Still, such political and ideological bias doesn’t represent the overall Western view of China, especially when the White House is now packed with anti-China American hawks such as Secretary of State Mike Pompeo, who is notorious to the Chinese public for his relentless and disgraceful attacks on topics ranging from the South China Sea to Xinjiang and Hong Kong.
“The harsh anti-China rhetoric of some US politicians, which is trying to instigate a new cold war, won’t be accepted by rest of the world… and the world won’t go back to the old days,” Li Haidong, a professor at the Institute of International Relations at the China Foreign Affairs University,
In addition, social inequality and related divergences have been deepened in the US due to its completely chaotic response to the coronavirus outbreak, and such a America in decline is becoming too fragile to initiate a new cold war against other countries, which is just unrealistic, the professor noted. “But some politicians, particularly those in GOP facing elections, have gone too far in this game, as they won’t give up on hijacking public opinion for the upcoming election,” he said.
New cold war ‘unlikely’
“These key US government departments jointly voicing their opinions shows that the US treats China as its primary opponent and is launching a comprehensive containment strategy against it with the signs becoming increasingly obvious, the tactics becoming more and more diverse, and the force becoming stronger and stronger,” Xin Qiang, deputy director of the Center for American Studies at Fudan University in Shanghai, told the Global Times on Sunday.

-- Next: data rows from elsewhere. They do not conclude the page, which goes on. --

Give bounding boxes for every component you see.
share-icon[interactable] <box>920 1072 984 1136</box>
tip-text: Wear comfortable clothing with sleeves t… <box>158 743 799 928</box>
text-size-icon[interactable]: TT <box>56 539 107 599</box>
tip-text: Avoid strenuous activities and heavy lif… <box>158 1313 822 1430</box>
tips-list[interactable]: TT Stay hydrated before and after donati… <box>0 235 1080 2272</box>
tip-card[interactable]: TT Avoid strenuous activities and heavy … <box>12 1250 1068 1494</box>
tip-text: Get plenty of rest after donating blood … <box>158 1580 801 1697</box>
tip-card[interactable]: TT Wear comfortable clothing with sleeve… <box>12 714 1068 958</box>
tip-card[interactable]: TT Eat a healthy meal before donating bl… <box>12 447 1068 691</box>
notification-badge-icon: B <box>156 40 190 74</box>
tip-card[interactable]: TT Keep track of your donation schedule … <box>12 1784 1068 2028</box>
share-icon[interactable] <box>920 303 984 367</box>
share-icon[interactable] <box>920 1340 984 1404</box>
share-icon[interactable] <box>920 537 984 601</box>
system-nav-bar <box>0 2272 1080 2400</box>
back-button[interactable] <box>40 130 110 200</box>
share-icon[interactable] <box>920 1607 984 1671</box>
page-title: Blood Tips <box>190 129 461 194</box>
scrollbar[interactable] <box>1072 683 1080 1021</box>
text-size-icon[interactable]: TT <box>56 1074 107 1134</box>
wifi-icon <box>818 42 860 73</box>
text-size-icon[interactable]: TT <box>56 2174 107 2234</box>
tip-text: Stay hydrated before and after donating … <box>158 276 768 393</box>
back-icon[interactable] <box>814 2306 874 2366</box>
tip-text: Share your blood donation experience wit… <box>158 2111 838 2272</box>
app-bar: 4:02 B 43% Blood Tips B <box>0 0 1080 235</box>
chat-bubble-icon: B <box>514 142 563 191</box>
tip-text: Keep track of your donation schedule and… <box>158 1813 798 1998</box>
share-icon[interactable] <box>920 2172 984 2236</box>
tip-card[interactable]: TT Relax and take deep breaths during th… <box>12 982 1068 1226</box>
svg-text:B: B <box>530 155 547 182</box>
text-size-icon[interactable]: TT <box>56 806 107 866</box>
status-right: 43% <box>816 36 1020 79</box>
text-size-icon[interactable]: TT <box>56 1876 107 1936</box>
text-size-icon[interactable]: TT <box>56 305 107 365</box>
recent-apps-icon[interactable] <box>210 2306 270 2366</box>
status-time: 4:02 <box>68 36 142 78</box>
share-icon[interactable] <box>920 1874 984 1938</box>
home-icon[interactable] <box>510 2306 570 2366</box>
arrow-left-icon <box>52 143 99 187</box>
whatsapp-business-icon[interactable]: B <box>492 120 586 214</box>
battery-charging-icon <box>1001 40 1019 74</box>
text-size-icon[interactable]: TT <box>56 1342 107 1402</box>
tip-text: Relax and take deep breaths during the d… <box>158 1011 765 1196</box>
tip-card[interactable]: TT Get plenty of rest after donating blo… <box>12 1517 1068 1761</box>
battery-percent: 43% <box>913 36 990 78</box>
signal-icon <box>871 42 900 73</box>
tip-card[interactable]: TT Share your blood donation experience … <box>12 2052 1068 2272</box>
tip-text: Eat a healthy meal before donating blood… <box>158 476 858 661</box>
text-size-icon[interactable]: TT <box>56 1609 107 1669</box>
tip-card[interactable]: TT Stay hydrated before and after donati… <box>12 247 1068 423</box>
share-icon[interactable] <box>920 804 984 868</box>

However, Xin believes that a new cold war will not emerge between China and the US because China has never intended to challenge or replace the US, and has no intention of confronting the US in a comprehensive manner.
Recently, some Western media outlets have been dedicated to hyping up China-US competition, suggesting that a new cold war between the two powers is looming, and even a hot war is possible as the US has thrown down the gauntlet to China on several occasions.
“Such suggestions are misleading,” Xin said, noting that the cold war refers to the fierce rivalry between the US and the Soviet Union and participation was mutual.
Unlike the US, China has never wanted a repeat of the Cold War and always showed clear restraint in its attitude and cautiousness in strategy. Meanwhile, during the Cold War, the two camps had been formed and were antagonistic to each other. The situation is different from today’s global context, Xin pointed out.
“Some people in the US are still immersed in the memories of the Cold War and seek to win it again. However, they fail to realize that their fantasies will not fool the people in the world and the tide of the globalization will not allow them to push the humanity back into the Cold War era,” Xin said.